В первой же деревне, что попалась по пути, картина повторилась в точности. Те же странные люди, те же машины, та же пугающая аутентичность.
«Да что же это за массовая реконструкция такая? Не может же такого быть!» — недоумевал я, на этот раз ведя дрон по направлению к западу.
И вот там среди темноты я заметил отблески огня. Приблизился, и сердце невольно замерло.
На поляне догорал самолёт. Искорёженные дымящиеся обломки казались до боли настоящими. Судя по силуэту, это был транспортник. Даже издалека силуэт узнавался безошибочно — крыло с характерным изломом, большой фюзеляж, прямоугольные иллюминаторы. Я видел такие машины только в хронике, но сейчас перед глазами было не кино. Всё выглядело слишком достоверно.
Когда подлетел ближе, увидел группу так называемых «немцев». Они оцепили место крушения — человек сорок, не меньше. В центре, среди пламени и дыма, стояли трое офицеров в фуражках с кокардами. У их ног лежало пятеро тел в лётной форме. Я сначала подумал, что это актёры, изображающие погибших пилотов. Но тела лежали слишком неподвижно. Совсем неподвижно.
Приблизив камеру всмотрелся внимательнее. Кожа — бледная, неровная. Глаза не двигаются. Слишком реалистично для муляжей, и уж тем более для людей, которые просто «играют сцену». Щёлкнул тепловизором — никакого следа лётчики не оставляли, сливаясь с температурным фоном, в отличие от разбитого самолёта и стоявшего рядом оцепления.
— Манекены, — успокоил себя я. — Просто очень качественные. Фильм, видимо, с хорошим бюджетом.
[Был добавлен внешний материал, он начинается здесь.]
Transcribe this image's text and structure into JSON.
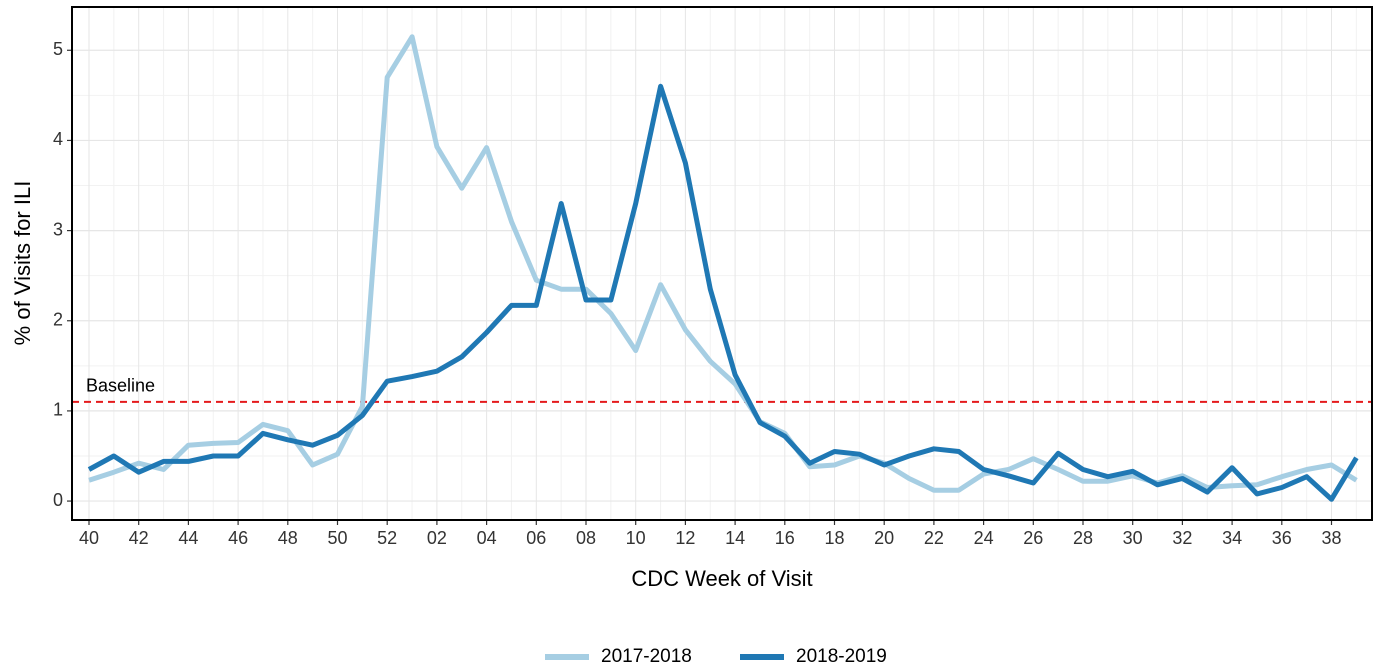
{
  "chart_data": {
    "type": "line",
    "x_label": "CDC Week of Visit",
    "y_label": "% of Visits for ILI",
    "categories": [
      "40",
      null,
      "42",
      null,
      "44",
      null,
      "46",
      null,
      "48",
      null,
      "50",
      null,
      "52",
      null,
      "02",
      null,
      "04",
      null,
      "06",
      null,
      "08",
      null,
      "10",
      null,
      "12",
      null,
      "14",
      null,
      "16",
      null,
      "18",
      null,
      "20",
      null,
      "22",
      null,
      "24",
      null,
      "26",
      null,
      "28",
      null,
      "30",
      null,
      "32",
      null,
      "34",
      null,
      "36",
      null,
      "38",
      null
    ],
    "series": [
      {
        "name": "2017-2018",
        "color": "#a6cee3",
        "values": [
          0.23,
          0.32,
          0.42,
          0.35,
          0.62,
          0.64,
          0.65,
          0.85,
          0.78,
          0.4,
          0.52,
          1.05,
          4.7,
          5.15,
          3.93,
          3.47,
          3.92,
          3.1,
          2.45,
          2.35,
          2.35,
          2.08,
          1.67,
          2.4,
          1.9,
          1.55,
          1.3,
          0.88,
          0.75,
          0.38,
          0.4,
          0.5,
          0.42,
          0.25,
          0.12,
          0.12,
          0.3,
          0.35,
          0.47,
          0.35,
          0.22,
          0.22,
          0.28,
          0.2,
          0.28,
          0.15,
          0.17,
          0.18,
          0.27,
          0.35,
          0.4,
          0.23
        ]
      },
      {
        "name": "2018-2019",
        "color": "#1f78b4",
        "values": [
          0.35,
          0.5,
          0.32,
          0.44,
          0.44,
          0.5,
          0.5,
          0.75,
          0.68,
          0.62,
          0.73,
          0.95,
          1.33,
          1.38,
          1.44,
          1.6,
          1.87,
          2.17,
          2.17,
          3.3,
          2.23,
          2.23,
          3.3,
          4.6,
          3.75,
          2.35,
          1.4,
          0.87,
          0.72,
          0.42,
          0.55,
          0.52,
          0.4,
          0.5,
          0.58,
          0.55,
          0.35,
          0.28,
          0.2,
          0.53,
          0.35,
          0.27,
          0.33,
          0.18,
          0.25,
          0.1,
          0.37,
          0.08,
          0.15,
          0.27,
          0.02,
          0.48
        ]
      }
    ],
    "baseline": {
      "value": 1.1,
      "label": "Baseline",
      "color": "#e41a1c"
    },
    "ylim": [
      -0.21,
      5.48
    ],
    "yticks": [
      0,
      1,
      2,
      3,
      4,
      5
    ],
    "grid": true,
    "legend": "bottom"
  }
}
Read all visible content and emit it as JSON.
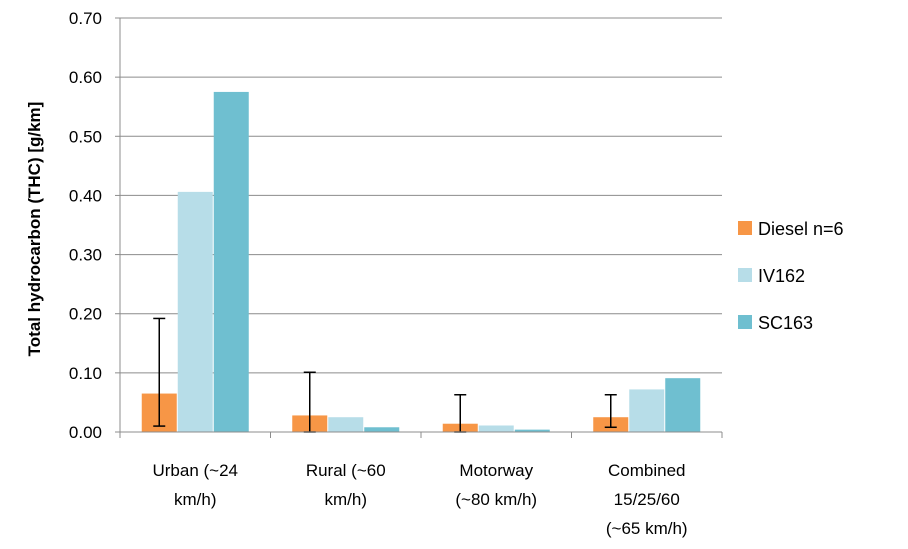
{
  "chart_data": {
    "type": "bar",
    "title": "",
    "xlabel": "",
    "ylabel": "Total hydrocarbon (THC) [g/km]",
    "ylim": [
      0,
      0.7
    ],
    "yticks": [
      "0.00",
      "0.10",
      "0.20",
      "0.30",
      "0.40",
      "0.50",
      "0.60",
      "0.70"
    ],
    "categories": [
      [
        "Urban (~24",
        "km/h)"
      ],
      [
        "Rural (~60",
        "km/h)"
      ],
      [
        "Motorway",
        "(~80 km/h)"
      ],
      [
        "Combined",
        "15/25/60",
        "(~65 km/h)"
      ]
    ],
    "series": [
      {
        "name": "Diesel n=6",
        "color": "#f79646",
        "values": [
          0.065,
          0.028,
          0.014,
          0.025
        ],
        "error_low": [
          0.01,
          0.0,
          0.0,
          0.008
        ],
        "error_high": [
          0.192,
          0.101,
          0.063,
          0.063
        ]
      },
      {
        "name": "IV162",
        "color": "#b7dde8",
        "values": [
          0.406,
          0.025,
          0.011,
          0.072
        ]
      },
      {
        "name": "SC163",
        "color": "#6fbfd0",
        "values": [
          0.575,
          0.008,
          0.004,
          0.091
        ]
      }
    ],
    "grid": true,
    "legend_position": "right"
  }
}
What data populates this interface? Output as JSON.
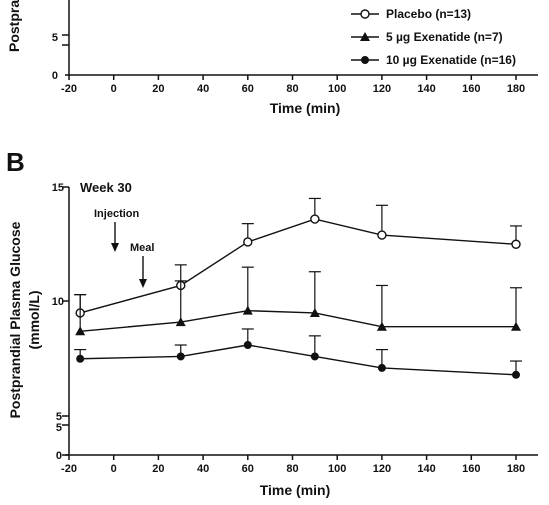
{
  "chart_data": [
    {
      "panel": "",
      "type": "line",
      "xlabel": "Time (min)",
      "ylabel": "Postprandial Plasma Glucose (mmol/L)",
      "ylabel_visible": "Postpra",
      "xlim": [
        -20,
        180
      ],
      "xticks": [
        -20,
        0,
        20,
        40,
        60,
        80,
        100,
        120,
        140,
        160,
        180
      ],
      "x_tick_labels": [
        "-20",
        "0",
        "20",
        "40",
        "60",
        "80",
        "100",
        "120",
        "140",
        "160",
        "180"
      ],
      "ylim": [
        0,
        15
      ],
      "yticks_visible": [
        "5",
        "0"
      ],
      "axis_break": "5",
      "legend": [
        {
          "label": "Placebo  (n=13)",
          "marker": "open-circle"
        },
        {
          "label": "5 µg Exenatide (n=7)",
          "marker": "filled-triangle"
        },
        {
          "label": "10 µg Exenatide (n=16)",
          "marker": "filled-circle"
        }
      ],
      "legend_placement": "bottom-right",
      "grid": false
    },
    {
      "panel": "B",
      "subtitle": "Week 30",
      "type": "line",
      "xlabel": "Time (min)",
      "ylabel_line1": "Postprandial Plasma Glucose",
      "ylabel_line2": "(mmol/L)",
      "xlim": [
        -20,
        180
      ],
      "xticks": [
        -20,
        0,
        20,
        40,
        60,
        80,
        100,
        120,
        140,
        160,
        180
      ],
      "x_tick_labels": [
        "-20",
        "0",
        "20",
        "40",
        "60",
        "80",
        "100",
        "120",
        "140",
        "160",
        "180"
      ],
      "ylim": [
        0,
        15
      ],
      "y_tick_labels": [
        "15",
        "10",
        "5",
        "5",
        "0"
      ],
      "axis_break": "5",
      "grid": false,
      "annotations": [
        {
          "text": "Injection",
          "x": 0
        },
        {
          "text": "Meal",
          "x": 13
        }
      ],
      "x": [
        -15,
        30,
        60,
        90,
        120,
        180
      ],
      "series": [
        {
          "name": "Placebo  (n=13)",
          "marker": "open-circle",
          "values": [
            9.5,
            10.7,
            12.6,
            13.6,
            12.9,
            12.5
          ],
          "error_plus": [
            0.8,
            0.9,
            0.8,
            0.9,
            1.3,
            0.8
          ]
        },
        {
          "name": "5 µg Exenatide (n=7)",
          "marker": "filled-triangle",
          "values": [
            8.7,
            9.1,
            9.6,
            9.5,
            8.9,
            8.9
          ],
          "error_plus": [
            1.6,
            1.8,
            1.9,
            1.8,
            1.8,
            1.7
          ]
        },
        {
          "name": "10 µg Exenatide (n=16)",
          "marker": "filled-circle",
          "values": [
            7.5,
            7.6,
            8.1,
            7.6,
            7.1,
            6.8
          ],
          "error_plus": [
            0.4,
            0.5,
            0.7,
            0.9,
            0.8,
            0.6
          ]
        }
      ]
    }
  ]
}
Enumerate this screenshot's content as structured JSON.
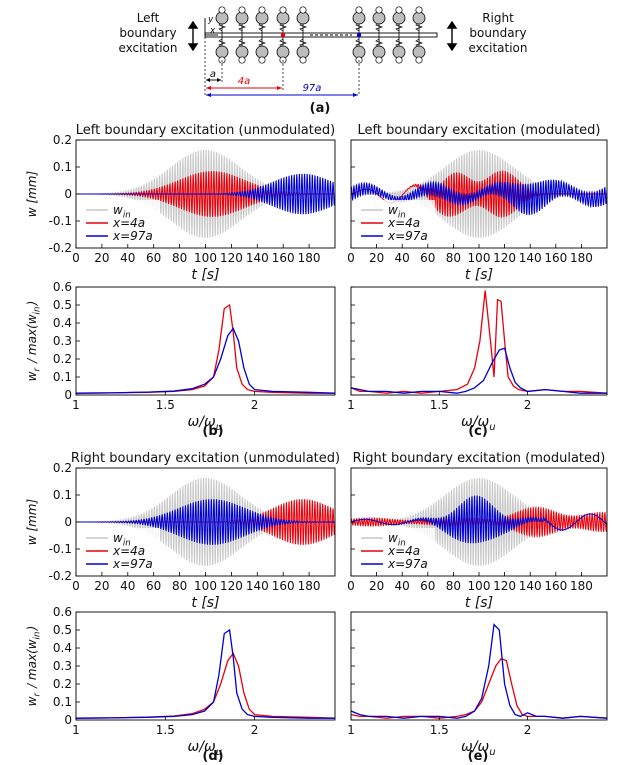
{
  "schematic": {
    "left_label": [
      "Left",
      "boundary",
      "excitation"
    ],
    "right_label": [
      "Right",
      "boundary",
      "excitation"
    ],
    "axis_y": "y",
    "axis_x": "x",
    "dim_a": "a",
    "dim_4a": "4a",
    "dim_97a": "97a",
    "colors": {
      "red": "#e8000b",
      "blue": "#0000d0"
    }
  },
  "panel_labels": {
    "a": "(a)",
    "b": "(b)",
    "c": "(c)",
    "d": "(d)",
    "e": "(e)"
  },
  "chart_data": [
    {
      "id": "time_left_unmod",
      "type": "line",
      "title": "Left boundary excitation (unmodulated)",
      "xlabel": "t [s]",
      "ylabel": "w [mm]",
      "xlim": [
        0,
        200
      ],
      "ylim": [
        -0.2,
        0.2
      ],
      "xticks": [
        0,
        20,
        40,
        60,
        80,
        100,
        120,
        140,
        160,
        180
      ],
      "yticks": [
        0.2,
        0.1,
        0,
        -0.1,
        -0.2
      ],
      "ytick_labels": [
        "0.2",
        "0.1",
        "0",
        "-0.1",
        "-0.2"
      ],
      "legend": [
        "w_in",
        "x=4a",
        "x=97a"
      ],
      "legend_position": "lower-left",
      "series": [
        {
          "name": "w_in",
          "color": "#c8c8c8",
          "kind": "packet",
          "center": 100,
          "width": 38,
          "amp": 0.165,
          "freq": 0.5
        },
        {
          "name": "x=4a",
          "color": "#e8000b",
          "kind": "packet",
          "center": 105,
          "width": 36,
          "amp": 0.085,
          "freq": 0.5
        },
        {
          "name": "x=97a",
          "color": "#0000d0",
          "kind": "packet",
          "center": 175,
          "width": 32,
          "amp": 0.075,
          "freq": 0.5
        }
      ]
    },
    {
      "id": "time_left_mod",
      "type": "line",
      "title": "Left boundary excitation (modulated)",
      "xlabel": "t [s]",
      "ylabel": "",
      "xlim": [
        0,
        200
      ],
      "ylim": [
        -0.2,
        0.2
      ],
      "xticks": [
        0,
        20,
        40,
        60,
        80,
        100,
        120,
        140,
        160,
        180
      ],
      "yticks": [],
      "ytick_labels": [],
      "legend": [
        "w_in",
        "x=4a",
        "x=97a"
      ],
      "legend_position": "lower-left",
      "series": [
        {
          "name": "w_in",
          "color": "#c8c8c8",
          "kind": "packet",
          "center": 100,
          "width": 38,
          "amp": 0.165,
          "freq": 0.5
        },
        {
          "name": "x=4a",
          "color": "#e8000b",
          "kind": "modred",
          "center": 100,
          "width": 30,
          "amp": 0.15,
          "freq": 0.5
        },
        {
          "name": "x=97a",
          "color": "#0000d0",
          "kind": "modblue",
          "center": 150,
          "width": 45,
          "amp": 0.06,
          "freq": 0.5
        }
      ]
    },
    {
      "id": "spec_left_unmod",
      "type": "line",
      "xlabel": "ω/ω_u",
      "ylabel": "w_r / max(w_in)",
      "xlim": [
        1,
        2.45
      ],
      "ylim": [
        0,
        0.6
      ],
      "xticks": [
        1,
        1.5,
        2
      ],
      "xtick_labels": [
        "1",
        "1.5",
        "2"
      ],
      "yticks": [
        0.6,
        0.5,
        0.4,
        0.3,
        0.2,
        0.1,
        0
      ],
      "ytick_labels": [
        "0.6",
        "0.5",
        "0.4",
        "0.3",
        "0.2",
        "0.1",
        "0"
      ],
      "series": [
        {
          "name": "x=4a",
          "color": "#e8000b",
          "x": [
            1.0,
            1.2,
            1.4,
            1.55,
            1.65,
            1.72,
            1.77,
            1.8,
            1.83,
            1.86,
            1.88,
            1.9,
            1.93,
            1.96,
            2.0,
            2.1,
            2.3,
            2.45
          ],
          "y": [
            0.01,
            0.012,
            0.015,
            0.02,
            0.03,
            0.05,
            0.1,
            0.25,
            0.48,
            0.5,
            0.35,
            0.15,
            0.06,
            0.03,
            0.02,
            0.015,
            0.01,
            0.01
          ]
        },
        {
          "name": "x=97a",
          "color": "#0000d0",
          "x": [
            1.0,
            1.2,
            1.4,
            1.55,
            1.65,
            1.72,
            1.77,
            1.81,
            1.85,
            1.88,
            1.91,
            1.94,
            1.97,
            2.0,
            2.1,
            2.3,
            2.45
          ],
          "y": [
            0.01,
            0.012,
            0.016,
            0.022,
            0.035,
            0.06,
            0.1,
            0.2,
            0.33,
            0.37,
            0.3,
            0.15,
            0.06,
            0.03,
            0.02,
            0.015,
            0.01
          ]
        }
      ]
    },
    {
      "id": "spec_left_mod",
      "type": "line",
      "xlabel": "ω/ω_u",
      "ylabel": "",
      "xlim": [
        1,
        2.45
      ],
      "ylim": [
        0,
        0.6
      ],
      "xticks": [
        1,
        1.5,
        2
      ],
      "xtick_labels": [
        "1",
        "1.5",
        "2"
      ],
      "yticks": [],
      "ytick_labels": [],
      "series": [
        {
          "name": "x=4a",
          "color": "#e8000b",
          "x": [
            1.0,
            1.05,
            1.1,
            1.2,
            1.3,
            1.4,
            1.5,
            1.6,
            1.66,
            1.7,
            1.73,
            1.76,
            1.79,
            1.81,
            1.83,
            1.85,
            1.87,
            1.89,
            1.92,
            1.95,
            2.0,
            2.1,
            2.2,
            2.3,
            2.45
          ],
          "y": [
            0.04,
            0.02,
            0.02,
            0.01,
            0.02,
            0.01,
            0.02,
            0.03,
            0.06,
            0.15,
            0.3,
            0.58,
            0.3,
            0.1,
            0.53,
            0.52,
            0.3,
            0.1,
            0.05,
            0.03,
            0.02,
            0.03,
            0.02,
            0.02,
            0.01
          ]
        },
        {
          "name": "x=97a",
          "color": "#0000d0",
          "x": [
            1.0,
            1.05,
            1.1,
            1.2,
            1.3,
            1.4,
            1.5,
            1.6,
            1.65,
            1.7,
            1.75,
            1.8,
            1.84,
            1.87,
            1.9,
            1.93,
            1.96,
            2.0,
            2.1,
            2.2,
            2.3,
            2.45
          ],
          "y": [
            0.04,
            0.03,
            0.02,
            0.02,
            0.01,
            0.02,
            0.02,
            0.01,
            0.02,
            0.04,
            0.08,
            0.18,
            0.25,
            0.26,
            0.15,
            0.07,
            0.04,
            0.02,
            0.03,
            0.02,
            0.01,
            0.01
          ]
        }
      ]
    },
    {
      "id": "time_right_unmod",
      "type": "line",
      "title": "Right boundary excitation (unmodulated)",
      "xlabel": "t [s]",
      "ylabel": "w [mm]",
      "xlim": [
        0,
        200
      ],
      "ylim": [
        -0.2,
        0.2
      ],
      "xticks": [
        0,
        20,
        40,
        60,
        80,
        100,
        120,
        140,
        160,
        180
      ],
      "yticks": [
        0.2,
        0.1,
        0,
        -0.1,
        -0.2
      ],
      "ytick_labels": [
        "0.2",
        "0.1",
        "0",
        "-0.1",
        "-0.2"
      ],
      "legend": [
        "w_in",
        "x=4a",
        "x=97a"
      ],
      "legend_position": "lower-left",
      "series": [
        {
          "name": "w_in",
          "color": "#c8c8c8",
          "kind": "packet",
          "center": 100,
          "width": 38,
          "amp": 0.165,
          "freq": 0.5
        },
        {
          "name": "x=4a",
          "color": "#e8000b",
          "kind": "packet",
          "center": 175,
          "width": 32,
          "amp": 0.085,
          "freq": 0.5
        },
        {
          "name": "x=97a",
          "color": "#0000d0",
          "kind": "packet",
          "center": 105,
          "width": 36,
          "amp": 0.085,
          "freq": 0.5
        }
      ]
    },
    {
      "id": "time_right_mod",
      "type": "line",
      "title": "Right boundary excitation (modulated)",
      "xlabel": "t [s]",
      "ylabel": "",
      "xlim": [
        0,
        200
      ],
      "ylim": [
        -0.2,
        0.2
      ],
      "xticks": [
        0,
        20,
        40,
        60,
        80,
        100,
        120,
        140,
        160,
        180
      ],
      "yticks": [],
      "ytick_labels": [],
      "legend": [
        "w_in",
        "x=4a",
        "x=97a"
      ],
      "legend_position": "lower-left",
      "series": [
        {
          "name": "w_in",
          "color": "#c8c8c8",
          "kind": "packet",
          "center": 100,
          "width": 38,
          "amp": 0.165,
          "freq": 0.5
        },
        {
          "name": "x=4a",
          "color": "#e8000b",
          "kind": "modred2",
          "center": 160,
          "width": 45,
          "amp": 0.06,
          "freq": 0.5
        },
        {
          "name": "x=97a",
          "color": "#0000d0",
          "kind": "modblue2",
          "center": 100,
          "width": 32,
          "amp": 0.09,
          "freq": 0.5
        }
      ]
    },
    {
      "id": "spec_right_unmod",
      "type": "line",
      "xlabel": "ω/ω_u",
      "ylabel": "w_r / max(w_in)",
      "xlim": [
        1,
        2.45
      ],
      "ylim": [
        0,
        0.6
      ],
      "xticks": [
        1,
        1.5,
        2
      ],
      "xtick_labels": [
        "1",
        "1.5",
        "2"
      ],
      "yticks": [
        0.6,
        0.5,
        0.4,
        0.3,
        0.2,
        0.1,
        0
      ],
      "ytick_labels": [
        "0.6",
        "0.5",
        "0.4",
        "0.3",
        "0.2",
        "0.1",
        "0"
      ],
      "series": [
        {
          "name": "x=4a",
          "color": "#e8000b",
          "x": [
            1.0,
            1.2,
            1.4,
            1.55,
            1.65,
            1.72,
            1.77,
            1.81,
            1.85,
            1.88,
            1.91,
            1.94,
            1.97,
            2.0,
            2.1,
            2.3,
            2.45
          ],
          "y": [
            0.01,
            0.012,
            0.016,
            0.022,
            0.035,
            0.06,
            0.1,
            0.2,
            0.33,
            0.37,
            0.3,
            0.15,
            0.06,
            0.03,
            0.02,
            0.015,
            0.01
          ]
        },
        {
          "name": "x=97a",
          "color": "#0000d0",
          "x": [
            1.0,
            1.2,
            1.4,
            1.55,
            1.65,
            1.72,
            1.77,
            1.8,
            1.83,
            1.86,
            1.88,
            1.9,
            1.93,
            1.96,
            2.0,
            2.1,
            2.3,
            2.45
          ],
          "y": [
            0.01,
            0.012,
            0.015,
            0.02,
            0.03,
            0.05,
            0.1,
            0.25,
            0.48,
            0.5,
            0.35,
            0.15,
            0.06,
            0.03,
            0.02,
            0.015,
            0.01,
            0.01
          ]
        }
      ]
    },
    {
      "id": "spec_right_mod",
      "type": "line",
      "xlabel": "ω/ω_u",
      "ylabel": "",
      "xlim": [
        1,
        2.45
      ],
      "ylim": [
        0,
        0.6
      ],
      "xticks": [
        1,
        1.5,
        2
      ],
      "xtick_labels": [
        "1",
        "1.5",
        "2"
      ],
      "yticks": [],
      "ytick_labels": [],
      "series": [
        {
          "name": "x=4a",
          "color": "#e8000b",
          "x": [
            1.0,
            1.05,
            1.1,
            1.2,
            1.3,
            1.4,
            1.5,
            1.6,
            1.65,
            1.7,
            1.74,
            1.78,
            1.82,
            1.85,
            1.88,
            1.91,
            1.94,
            1.97,
            2.0,
            2.1,
            2.2,
            2.3,
            2.45
          ],
          "y": [
            0.03,
            0.02,
            0.02,
            0.01,
            0.02,
            0.02,
            0.01,
            0.02,
            0.03,
            0.05,
            0.1,
            0.2,
            0.3,
            0.34,
            0.33,
            0.2,
            0.08,
            0.03,
            0.02,
            0.02,
            0.01,
            0.02,
            0.01
          ]
        },
        {
          "name": "x=97a",
          "color": "#0000d0",
          "x": [
            1.0,
            1.05,
            1.1,
            1.2,
            1.3,
            1.4,
            1.5,
            1.6,
            1.65,
            1.7,
            1.74,
            1.78,
            1.81,
            1.84,
            1.87,
            1.9,
            1.93,
            1.96,
            2.0,
            2.05,
            2.1,
            2.2,
            2.3,
            2.45
          ],
          "y": [
            0.05,
            0.03,
            0.02,
            0.02,
            0.01,
            0.02,
            0.02,
            0.01,
            0.02,
            0.05,
            0.12,
            0.3,
            0.53,
            0.5,
            0.2,
            0.08,
            0.03,
            0.02,
            0.04,
            0.02,
            0.02,
            0.01,
            0.02,
            0.01
          ]
        }
      ]
    }
  ]
}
Недалеко стояли два грузовика и несколько легковых автомобилей довоенной эпохи. Всё выглядело дорого, исторично, с любовью к деталям.
«Только вот опять же вопрос: где камеры?»
Оглядел горизонт. Ни прожекторов, ни осветительных установок, ни людей в гражданском. Та же тишина.
«Может, съёмка ведётся с помощью беспилотников? Какой-то новый экспериментальный фильм решили сделать? — подумал я. — Какая-то новая технология. Почему бы и нет?»
Снова переключился на тепловизор и стал методично сканировать местность. Пять минут водил камерой, но ни одного следа техники не нашёл. Никаких других дронов, никаких сигнатур двигателей.
«А может, это такое реалити-шоу? Скрытные миникамеры на каждого участника повесили, и смотрят, как тогда действовали люди? Сделали, так сказать — два в одном: и реконструкция прошлого, и, заодно, пиар развернули для каких-нибудь будущих киносъёмок?»
Пока я старался справиться с потоком мыслей, «немцы» начали движение. По приказу офицера цепь солдат развернулась и пошла в сторону леса.
Задумался, сопоставил направление — и понял, что все предыдущие группы, на которые я натыкался, шли именно туда.
«По сценарию, видимо, там находятся наши», — догадался я и направил дрон вслед.
Минут через десять полёта над кронами умный беспилотник обнаружил первые признаки движения и обратил на них моё внимание, подсветив контуром. В развалинах, возле небольшой рощице были обнаружены двое мужчин. Один лежал, другой сидел рядом, что-то делал с рацией. Даже без тепловизора было видно, что один из них ранен. Второй двигался с трудом, прихрамывал.
Я добавил микрофону чувствительности. Звуки стали значительно чётче.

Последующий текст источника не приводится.